Point d’orgue. J’éclatai de rire. Je fis signe au serveur :
— Passons aux choses sérieuses. Ils doivent bien planquer une bouteille ici !
Une bombe m’attendait dehors.
Un message de Manon, laissé à 9 h 10.
— Où t’es ? Ils m’arrêtent, Mat ! Ils me mettent en garde à vue ! Je sais pas où je vais. Viens me chercher !

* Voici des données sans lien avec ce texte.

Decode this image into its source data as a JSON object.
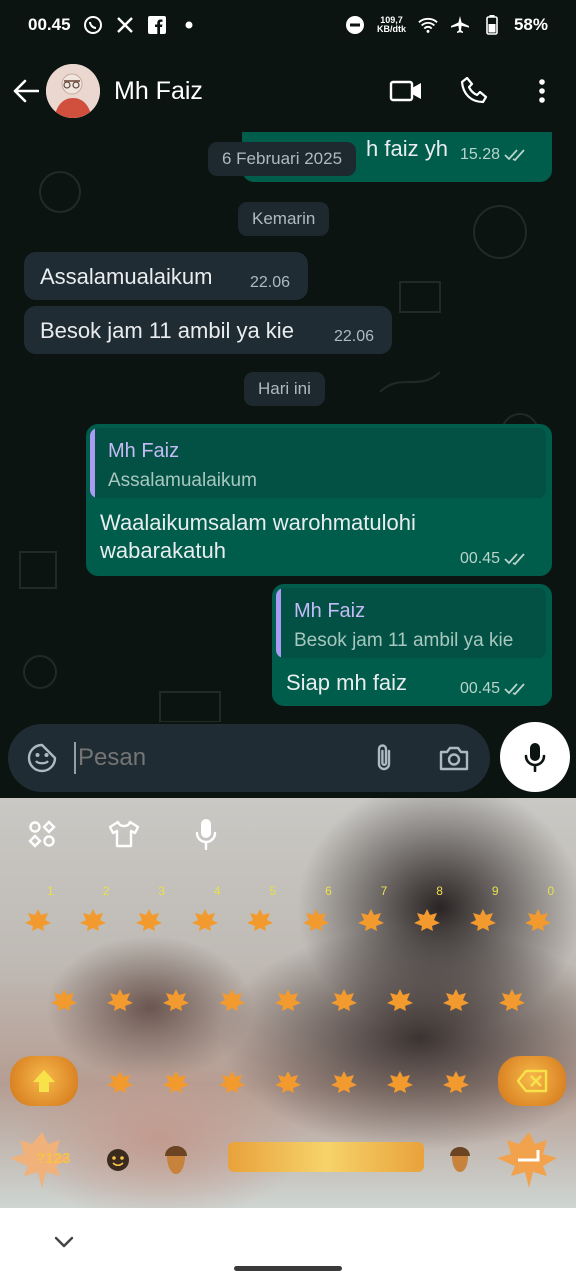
{
  "status_bar": {
    "time": "00.45",
    "net_speed_value": "109,7",
    "net_speed_unit": "KB/dtk",
    "battery": "58%"
  },
  "header": {
    "contact_name": "Mh Faiz"
  },
  "chat": {
    "messages": [
      {
        "type": "out",
        "text": "h faiz yh",
        "time": "15.28"
      },
      {
        "type": "date",
        "text": "6 Februari 2025"
      },
      {
        "type": "date",
        "text": "Kemarin"
      },
      {
        "type": "in",
        "text": "Assalamualaikum",
        "time": "22.06"
      },
      {
        "type": "in",
        "text": "Besok jam 11 ambil ya kie",
        "time": "22.06"
      },
      {
        "type": "date",
        "text": "Hari ini"
      },
      {
        "type": "out",
        "quote_name": "Mh Faiz",
        "quote_text": "Assalamualaikum",
        "text_line1": "Waalaikumsalam warohmatulohi",
        "text_line2": "wabarakatuh",
        "time": "00.45"
      },
      {
        "type": "out",
        "quote_name": "Mh Faiz",
        "quote_text": "Besok jam 11 ambil ya kie",
        "text": "Siap mh faiz",
        "time": "00.45"
      }
    ]
  },
  "input": {
    "placeholder": "Pesan"
  },
  "keyboard": {
    "symbols_label": "?123",
    "row1_hints": [
      "1",
      "2",
      "3",
      "4",
      "5",
      "6",
      "7",
      "8",
      "9",
      "0"
    ],
    "theme_colors": {
      "key": "#f29a2e",
      "hint": "#e9e04a"
    }
  },
  "colors": {
    "outgoing_bubble": "#005c4b",
    "incoming_bubble": "#202c33",
    "quote_accent": "#a99cf2",
    "background": "#0b1410"
  }
}
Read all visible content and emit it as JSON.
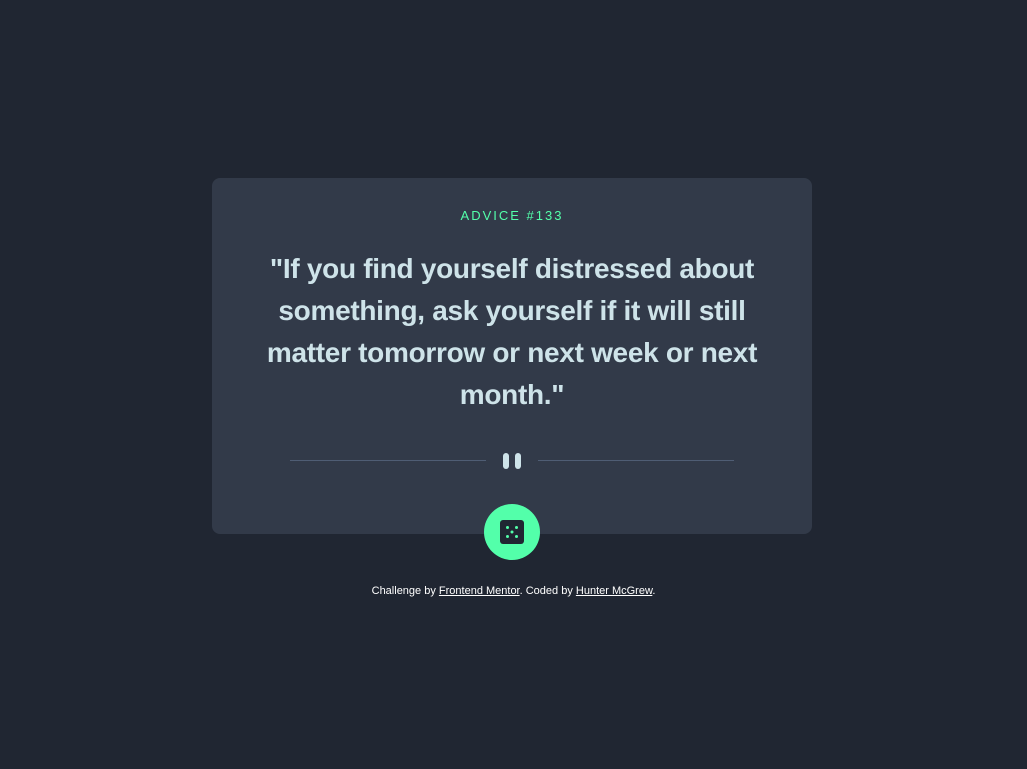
{
  "card": {
    "advice_label": "ADVICE #133",
    "quote": "\"If you find yourself distressed about something, ask yourself if it will still matter tomorrow or next week or next month.\""
  },
  "divider": {
    "icon": "pause-icon"
  },
  "dice_button": {
    "icon": "dice-icon"
  },
  "footer": {
    "prefix": "Challenge by ",
    "link1": "Frontend Mentor",
    "middle": ". Coded by ",
    "link2": "Hunter McGrew",
    "suffix": "."
  },
  "colors": {
    "background": "#202632",
    "card": "#323a49",
    "accent": "#53ffaa",
    "quote_text": "#cee3e9",
    "divider": "#4f5d74"
  }
}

La communication finissait sur un souffle bref, haletant — celui d’un animal apeuré. Magnan avait donc agi plus vite que prévu. Et opté pour le pire : la garde à vue. Vingt-quatre heures d’incubateur, renouvelables une fois, avec fouille à corps et confiscation de tout objet personnel. Qui allait l’interroger ? Je songeai aux gars de la l reDPJ — les plus durs de tous.